7.) Coordinate the upper and lower parts of the body. The T'ai Chi Ch'uan Classics say "the motion should be rooted in the feet, released through the legs, controlled by the waist and manifested through the fingers." Everything acts simultaneously. When the hand, waist and foot move together, the eyes follow. If one part doesn't follow, the whole body is disordered.

This description of force generation, coming from the ground and going up through the body and out the fingers is almost word for word how Curt Schilling described throwing a perfect pitch. Again, think of the basic practices of tai chi, the slow motion form work, as awareness training that lets you pay attention to these connections in a way you wouldn't be able to always going fast. Take any movement from your sport and try it in slow motion. Can you find these links?

8.) Harmonize the internal and external. In the practice of T'ai Chi Ch'uan the main thing is the shen. Therefore it is said "the spirit is the commander and the body is subordinate." If you can raise the spirit, then the movements will naturally be agile. The postures are not beyond insubstantial and substantial, opening and closing. That which is called open means not only the hands and feet are open, but the mind is also open. That which is called closed means not only the hands and feet are closed, but the mind is also closed. When you can make the inside and outside become one, then it becomes complete.
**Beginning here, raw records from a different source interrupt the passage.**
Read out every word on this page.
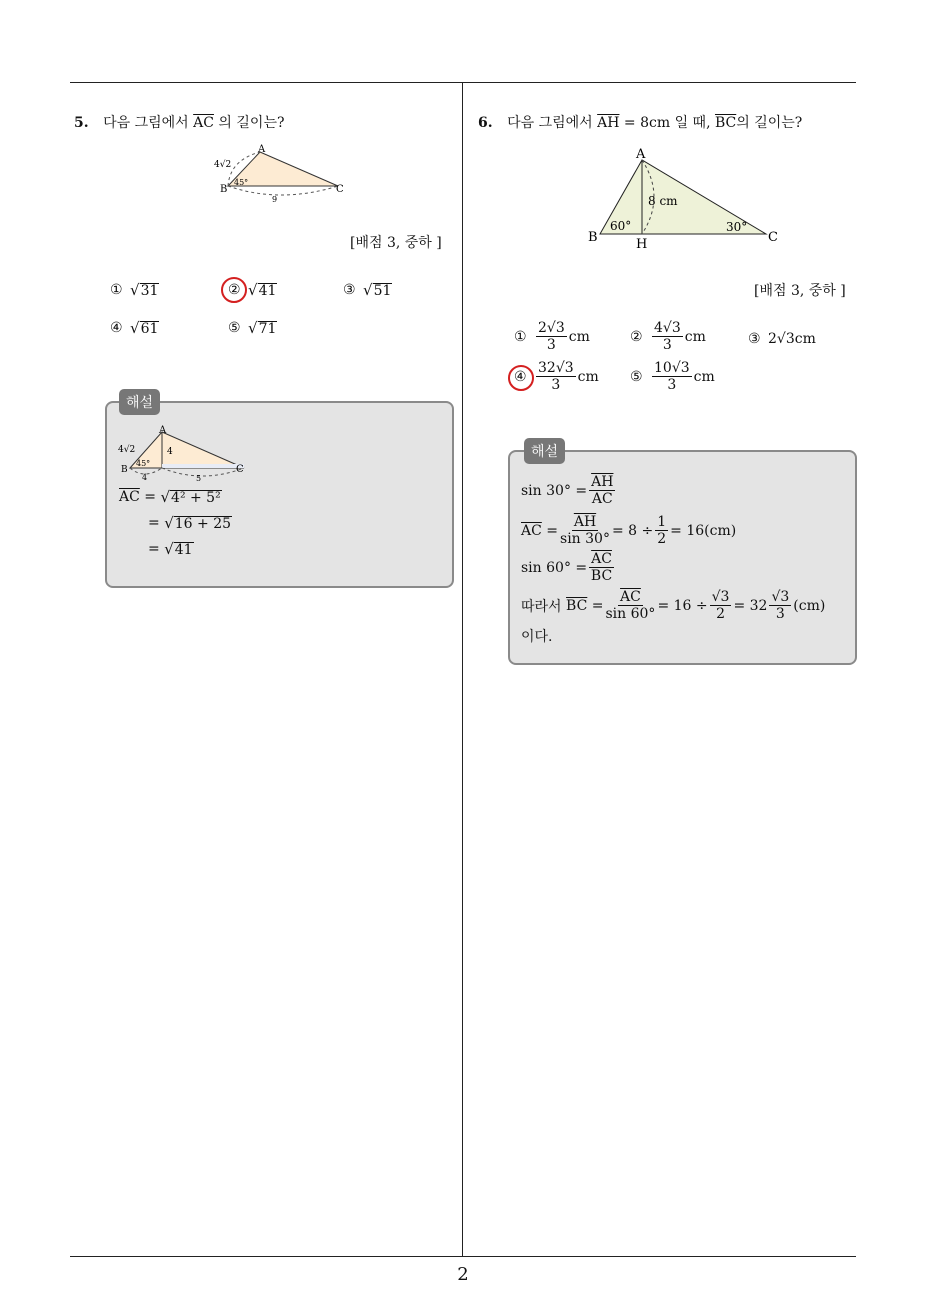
2
5. 다음 그림에서 $\overline{AC}$ 의 길이는?
A
B	C
4√2
45°
9
[배점 3, 중하 ]
① √ 31	② √ 41	③ √ 51
④ √ 61	⑤ √ 71
해설
A
B	C
4√2
45°
4
4	5
$\overline{AC}$ = √ 4² + 5²
= √ 16 + 25
= √ 41
6. 다음 그림에서 $\overline{AH} = 8cm$ 일 때, $\overline{BC}$의 길이는?
A
B	C
H
8 cm
60°	30°
[배점 3, 중하 ]
① $\frac{2√3}{3}$ cm	② $\frac{4√3}{3}$ cm	③ 2√3cm
④ $\frac{32√3}{3}$ cm ⑤ $\frac{10√3}{3}$ cm
해설
$\sin 30^\circ = \frac{\overline{AH}}{AC}$
$\overline{AC} = \frac{\overline{AH}}{\sin 30^\circ} = 8 \div \frac{1}{2} = 16(cm)$
$\sin 60^\circ = \frac{\overline{AC}}{BC}$
따라서
$\overline{BC} = \frac{\overline{AC}}{\sin 60^\circ} = 16 \div \frac{√3}{2} = 32 \frac{√3}{3} (cm)$
이다.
You hear people describe moments of flow, when time slows down, or the ball or the net looks huge and making the shot was inevitable. These moments are perfect examples of the inside and the outside becoming one. When the mind opens up and the internal and external are harmonized, you access a different kind of awareness. Tai Chi actually includes a systematic training method for getting you into that state, again and again.

9.) Move with continuity. As to the external schools, their chin is the Latter Heaven brute chin. Therefore it is finite. There are connections and breaks. During the breaks the old force is exhausted and the new force has not yet been born. At these moments it is very easy for others to take advantage. T'ai Chi Ch'uan uses I and not li. From beginning to end it is continuous and not broken. It is circular and again resumes. It revolves and has no limits. The original Classics say it is "like a great river rolling on unceasingly." and that the circulation of the chin is "drawing silk from a cocoon " They all talk about being connected together.
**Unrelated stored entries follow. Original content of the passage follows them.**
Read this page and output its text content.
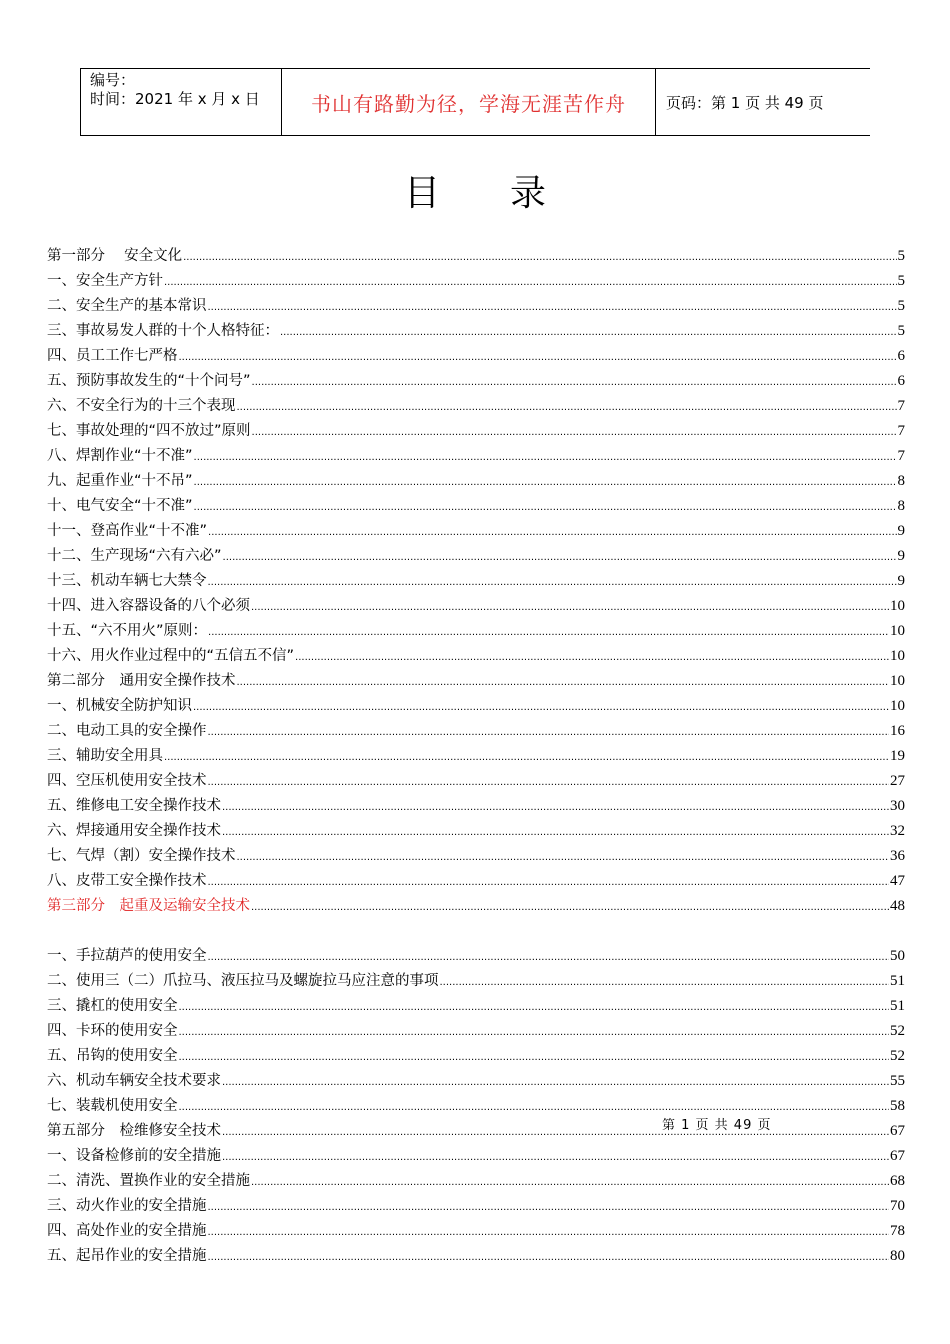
编号：
时间：2021 年 x 月 x 日	书山有路勤为径，学海无涯苦作舟	页码：第 1 页 共 49 页
目录
第一部分　 安全文化 .....	5
一、安全生产方针 .....	5
二、安全生产的基本常识 .....	5
三、事故易发人群的十个人格特征： .....	5
四、员工工作七严格 .....	6
五、预防事故发生的“十个问号” .....	6
六、不安全行为的十三个表现 .....	7
七、事故处理的“四不放过”原则 .....	7
八、焊割作业“十不准” .....	7
九、起重作业“十不吊” .....	8
十、电气安全“十不准” .....	8
十一、登高作业“十不准” .....	9
十二、生产现场“六有六必” .....	9
十三、机动车辆七大禁令 .....	9
十四、进入容器设备的八个必须 .....	10
十五、“六不用火”原则： .....	10
十六、用火作业过程中的“五信五不信” .....	10
第二部分　通用安全操作技术 .....	10
一、机械安全防护知识 .....	10
二、电动工具的安全操作 .....	16
三、辅助安全用具 .....	19
四、空压机使用安全技术 .....	27
五、维修电工安全操作技术 .....	30
六、焊接通用安全操作技术 .....	32
七、气焊（割）安全操作技术 .....	36
八、皮带工安全操作技术 .....	47
第三部分　起重及运输安全技术 .....	48
一、手拉葫芦的使用安全 .....	50
二、使用三（二）爪拉马、液压拉马及螺旋拉马应注意的事项 .....	51
三、撬杠的使用安全 .....	51
四、卡环的使用安全 .....	52
五、吊钩的使用安全 .....	52
六、机动车辆安全技术要求 .....	55
七、装载机使用安全 .....	58
第五部分　检维修安全技术 .....	67
一、设备检修前的安全措施 .....	67
二、清洗、置换作业的安全措施 .....	68
三、动火作业的安全措施 .....	70
四、高处作业的安全措施 .....	78
五、起吊作业的安全措施 .....	80
第 1 页 共 49 页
Try this exercise: with your index finger, draw a box in front of you and keep going around, with sharp corners and edges. Try to pay attention to your breathing at the same time. Now compare that to what it feels like to make a circle with your finger. See how much easier it is to tune into your breathing doing circular movement? Feel how the stop and start of linear movement briefly “freezes” your nervous system as you change directions. It's this simple practice of circular movement, repeated on deeper and deeper levels, that is the key to relaxation in tai chi.

10.) Move with tranquility [Seek stillness in movement]. The external schools assume jumping about is good and they use all their energy. That is why after practice everyone pants. T'ai Chi Ch'uan uses stillness to control movement. Although one moves, there is also stillness. Therefore in practicing the form, slower is better. If it is slow, the inhalation and exhalation are long and deep and the ch'i sinks to the tan-t'ien. Naturally there is no injurious practice such as engorgement of the blood vessels. The learner should be careful to comprehend it. Then you will get the real meaning.

Often, when people start learning tai chi, they think “ok, I'm going to get this right”, as if doing the movement perfectly once was the end goal and they could stop there. That's the completely wrong way to think about it. In tai chi, you are setting up a state or a condition where all of the postural alignments, layers of relaxation, and continuity of movement can gel. Your goal is to experience that state, returning to it again and again, “seeking stillness in movement”. Daily practice, when you enter this state, becomes a major recharge and even when you are doing tai chi as a way to get better at something else, the nourishing, refreshing experience of doing the practice slowly becomes the goal itself.